Turns out that it does. The psychology of design is proven to show that color, design and furniture texture can all make a difference in employee enthusiasm and how business gets done. That’s because the overall environment of your office can make people feel a certain way - which can impact their willingness to buy, make a difference in how they are selling and hinder or enhance productivity as a whole.

All aspects of the business cycle can be impacted by how psychologically motivating the furniture is and the aesthetics of the overall appearance. We put together some information to help you pay careful attention to the color, design and technology behind your office furniture.

The Psychology of Color

Color has been known to impact human’s moods. Each color evokes a different emotion and used together can create a whole feeling. So if you have a conference room where you host meetings, the color of the walls may make a difference in the success of the sales pitches! In fact, color increases brand recognition by up to 80 percent, can improve readership by 40 percent and can improve comprehension by 73 percent.
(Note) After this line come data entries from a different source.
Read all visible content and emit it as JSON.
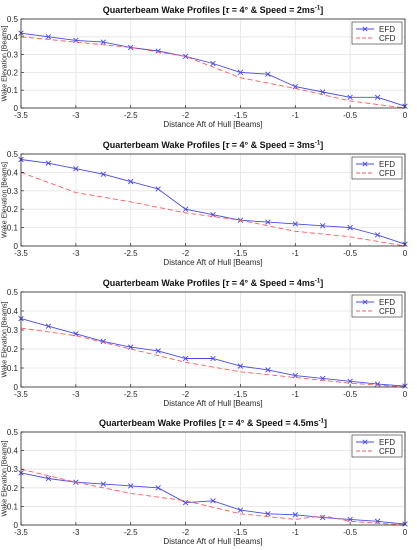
{
  "chart_data": [
    {
      "type": "line",
      "title_prefix": "Quarterbeam Wake Profiles [",
      "title_tau": "τ",
      "title_mid": " = 4° & Speed = 2ms",
      "title_sup": "-1",
      "title_suffix": "]",
      "xlabel": "Distance Aft of Hull [Beams]",
      "ylabel": "Wake Elevation [Beams]",
      "xlim": [
        -3.5,
        0
      ],
      "ylim": [
        0,
        0.5
      ],
      "xticks": [
        "-3.5",
        "-3",
        "-2.5",
        "-2",
        "-1.5",
        "-1",
        "-0.5",
        "0"
      ],
      "yticks": [
        "0",
        "0.1",
        "0.2",
        "0.3",
        "0.4",
        "0.5"
      ],
      "grid": true,
      "legend_position": "top-right",
      "series": [
        {
          "name": "EFD",
          "color": "#4a4ae8",
          "style": "solid",
          "marker": "x",
          "x": [
            -3.5,
            -3.25,
            -3.0,
            -2.75,
            -2.5,
            -2.25,
            -2.0,
            -1.75,
            -1.5,
            -1.25,
            -1.0,
            -0.75,
            -0.5,
            -0.25,
            0
          ],
          "y": [
            0.42,
            0.4,
            0.38,
            0.37,
            0.34,
            0.32,
            0.29,
            0.25,
            0.2,
            0.19,
            0.12,
            0.09,
            0.06,
            0.06,
            0.01
          ]
        },
        {
          "name": "CFD",
          "color": "#ff5a5a",
          "style": "dashed",
          "x": [
            -3.5,
            -3.0,
            -2.5,
            -2.0,
            -1.5,
            -1.0,
            -0.5,
            0
          ],
          "y": [
            0.4,
            0.37,
            0.34,
            0.29,
            0.17,
            0.11,
            0.04,
            0.0
          ]
        }
      ]
    },
    {
      "type": "line",
      "title_prefix": "Quarterbeam Wake Profiles [",
      "title_tau": "τ",
      "title_mid": " = 4° & Speed = 3ms",
      "title_sup": "-1",
      "title_suffix": "]",
      "xlabel": "Distance Aft of Hull [Beams]",
      "ylabel": "Wake Elevation [Beams]",
      "xlim": [
        -3.5,
        0
      ],
      "ylim": [
        0,
        0.5
      ],
      "xticks": [
        "-3.5",
        "-3",
        "-2.5",
        "-2",
        "-1.5",
        "-1",
        "-0.5",
        "0"
      ],
      "yticks": [
        "0",
        "0.1",
        "0.2",
        "0.3",
        "0.4",
        "0.5"
      ],
      "grid": true,
      "legend_position": "top-right",
      "series": [
        {
          "name": "EFD",
          "color": "#4a4ae8",
          "style": "solid",
          "marker": "x",
          "x": [
            -3.5,
            -3.25,
            -3.0,
            -2.75,
            -2.5,
            -2.25,
            -2.0,
            -1.75,
            -1.5,
            -1.25,
            -1.0,
            -0.75,
            -0.5,
            -0.25,
            0
          ],
          "y": [
            0.47,
            0.45,
            0.42,
            0.39,
            0.35,
            0.31,
            0.2,
            0.17,
            0.14,
            0.13,
            0.12,
            0.11,
            0.1,
            0.06,
            0.01
          ]
        },
        {
          "name": "CFD",
          "color": "#ff5a5a",
          "style": "dashed",
          "x": [
            -3.5,
            -3.0,
            -2.5,
            -2.0,
            -1.5,
            -1.0,
            -0.5,
            0
          ],
          "y": [
            0.4,
            0.29,
            0.24,
            0.18,
            0.14,
            0.08,
            0.05,
            0.0
          ]
        }
      ]
    },
    {
      "type": "line",
      "title_prefix": "Quarterbeam Wake Profiles [",
      "title_tau": "τ",
      "title_mid": " = 4° & Speed = 4ms",
      "title_sup": "-1",
      "title_suffix": "]",
      "xlabel": "Distance Aft of Hull [Beams]",
      "ylabel": "Wake Elevation [Beams]",
      "xlim": [
        -3.5,
        0
      ],
      "ylim": [
        0,
        0.5
      ],
      "xticks": [
        "-3.5",
        "-3",
        "-2.5",
        "-2",
        "-1.5",
        "-1",
        "-0.5",
        "0"
      ],
      "yticks": [
        "0",
        "0.1",
        "0.2",
        "0.3",
        "0.4",
        "0.5"
      ],
      "grid": true,
      "legend_position": "top-right",
      "series": [
        {
          "name": "EFD",
          "color": "#4a4ae8",
          "style": "solid",
          "marker": "x",
          "x": [
            -3.5,
            -3.25,
            -3.0,
            -2.75,
            -2.5,
            -2.25,
            -2.0,
            -1.75,
            -1.5,
            -1.25,
            -1.0,
            -0.75,
            -0.5,
            -0.25,
            0
          ],
          "y": [
            0.36,
            0.32,
            0.28,
            0.24,
            0.21,
            0.19,
            0.15,
            0.15,
            0.11,
            0.09,
            0.06,
            0.045,
            0.03,
            0.015,
            0.005
          ]
        },
        {
          "name": "CFD",
          "color": "#ff5a5a",
          "style": "dashed",
          "x": [
            -3.5,
            -3.0,
            -2.5,
            -2.0,
            -1.5,
            -1.0,
            -0.5,
            0
          ],
          "y": [
            0.31,
            0.27,
            0.2,
            0.13,
            0.08,
            0.05,
            0.02,
            0.0
          ]
        }
      ]
    },
    {
      "type": "line",
      "title_prefix": "Quarterbeam Wake Profiles [",
      "title_tau": "τ",
      "title_mid": " = 4° & Speed = 4.5ms",
      "title_sup": "-1",
      "title_suffix": "]",
      "xlabel": "Distance Aft of Hull [Beams]",
      "ylabel": "Wake Elevation [Beams]",
      "xlim": [
        -3.5,
        0
      ],
      "ylim": [
        0,
        0.5
      ],
      "xticks": [
        "-3.5",
        "-3",
        "-2.5",
        "-2",
        "-1.5",
        "-1",
        "-0.5",
        "0"
      ],
      "yticks": [
        "0",
        "0.1",
        "0.2",
        "0.3",
        "0.4",
        "0.5"
      ],
      "grid": true,
      "legend_position": "top-right",
      "series": [
        {
          "name": "EFD",
          "color": "#4a4ae8",
          "style": "solid",
          "marker": "x",
          "x": [
            -3.5,
            -3.25,
            -3.0,
            -2.75,
            -2.5,
            -2.25,
            -2.0,
            -1.75,
            -1.5,
            -1.25,
            -1.0,
            -0.75,
            -0.5,
            -0.25,
            0
          ],
          "y": [
            0.28,
            0.25,
            0.23,
            0.22,
            0.21,
            0.2,
            0.12,
            0.13,
            0.08,
            0.06,
            0.055,
            0.04,
            0.03,
            0.02,
            0.005
          ]
        },
        {
          "name": "CFD",
          "color": "#ff5a5a",
          "style": "dashed",
          "x": [
            -3.5,
            -3.0,
            -2.5,
            -2.0,
            -1.5,
            -1.0,
            -0.75,
            -0.5,
            0
          ],
          "y": [
            0.3,
            0.23,
            0.17,
            0.13,
            0.06,
            0.03,
            0.05,
            0.02,
            0.0
          ]
        }
      ]
    }
  ]
}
So if you are trying to nudge your buyers into feeling both trust and confidence, painting the wall orange can help. If you want them to be more creative, paint the walls blue.

Here are how other colors impact emotions, according to FreshHome Design and Architecture:

Blue is calming and cooling, promoting mental control and clear, creative thinking.
Pink lessens feelings of irritation, aggression, loneliness, discouragement and burden.
Red enhances feelings of strength and energy; it is associated with vitality and ambition.
Yellow makes people feel clear-headed and alert, allowing for clear thinking for decision making.
Orange helps ease emotions and boost self-esteem. It creates enthusiasm for life.
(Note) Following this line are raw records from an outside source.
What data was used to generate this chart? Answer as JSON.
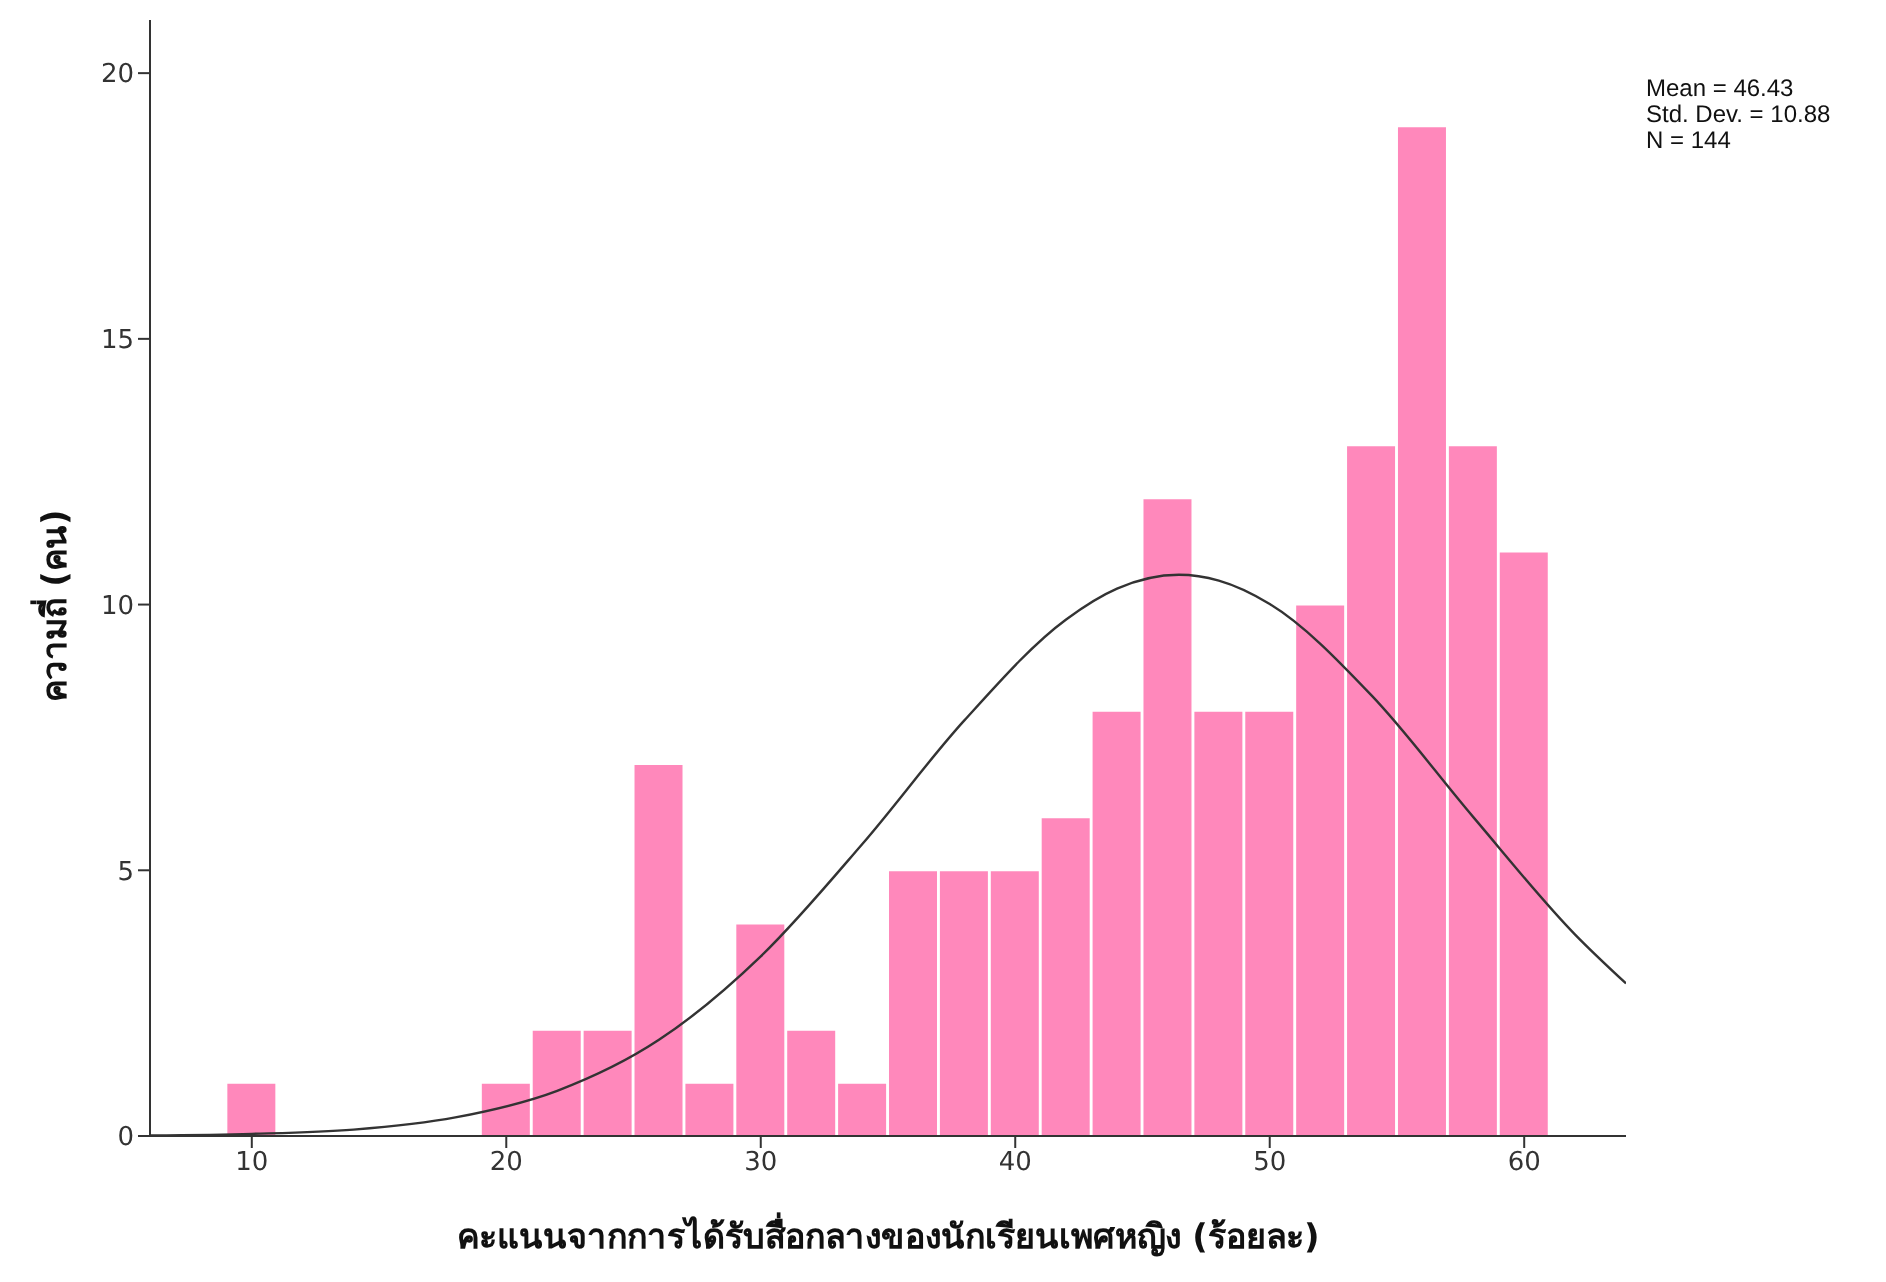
{
  "chart_data": {
    "type": "histogram",
    "xlabel": "คะแนนจากการได้รับสื่อกลางของนักเรียนเพศหญิง (ร้อยละ)",
    "ylabel": "ความถี่ (คน)",
    "bins": [
      9,
      11,
      13,
      15,
      17,
      19,
      21,
      23,
      25,
      27,
      29,
      31,
      33,
      35,
      37,
      39,
      41,
      43,
      45,
      47,
      49,
      51,
      53,
      55,
      57,
      59,
      61
    ],
    "values": [
      1,
      0,
      0,
      0,
      0,
      1,
      2,
      2,
      7,
      1,
      4,
      2,
      1,
      5,
      5,
      5,
      6,
      8,
      12,
      8,
      8,
      10,
      13,
      19,
      13,
      11
    ],
    "color": "#ff88bb",
    "series": [
      {
        "type": "line",
        "color": "#333333",
        "x": [
          6,
          10,
          14,
          18,
          22,
          26,
          30,
          34,
          38,
          42,
          44,
          46.43,
          48,
          50,
          54,
          58,
          62,
          64
        ],
        "values": [
          0.01,
          0.04,
          0.12,
          0.35,
          0.85,
          1.81,
          3.38,
          5.5,
          7.82,
          9.72,
          10.3,
          10.56,
          10.45,
          10.01,
          8.29,
          6.0,
          3.79,
          2.87
        ]
      }
    ],
    "xlim": [
      6,
      64
    ],
    "xticks": [
      10,
      20,
      30,
      40,
      50,
      60
    ],
    "ylim": [
      0,
      21
    ],
    "yticks": [
      0,
      5,
      10,
      15,
      20
    ],
    "annotations": [
      "Mean = 46.43",
      "Std. Dev. = 10.88",
      "N = 144"
    ]
  }
}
While color should be a deliberate part of an office culture, it's not the only thing that matters. Turns out that the way furniture is arranged can make a difference in putting both employees and visitors at ease. Placing chairs, workstations and other furniture strategically in a room can help make people more comfortable - which can lead to more positive relationships and higher sales volume. Even if potential clients aren’t frequenting a given office space, a comfortable layout can help employees relax and get down to business while in the office.

It’s also important for businesses to pay attention to textures - which is the flooring, fabric, upholstery and how they interact within a space. A harsh melding of colors, texture and arrangements could be off-putting to potential employees, business partners and vendors. Paying attention to the environment as a whole can make all of the difference.

See why paying attention to the design/furnish process makes a difference?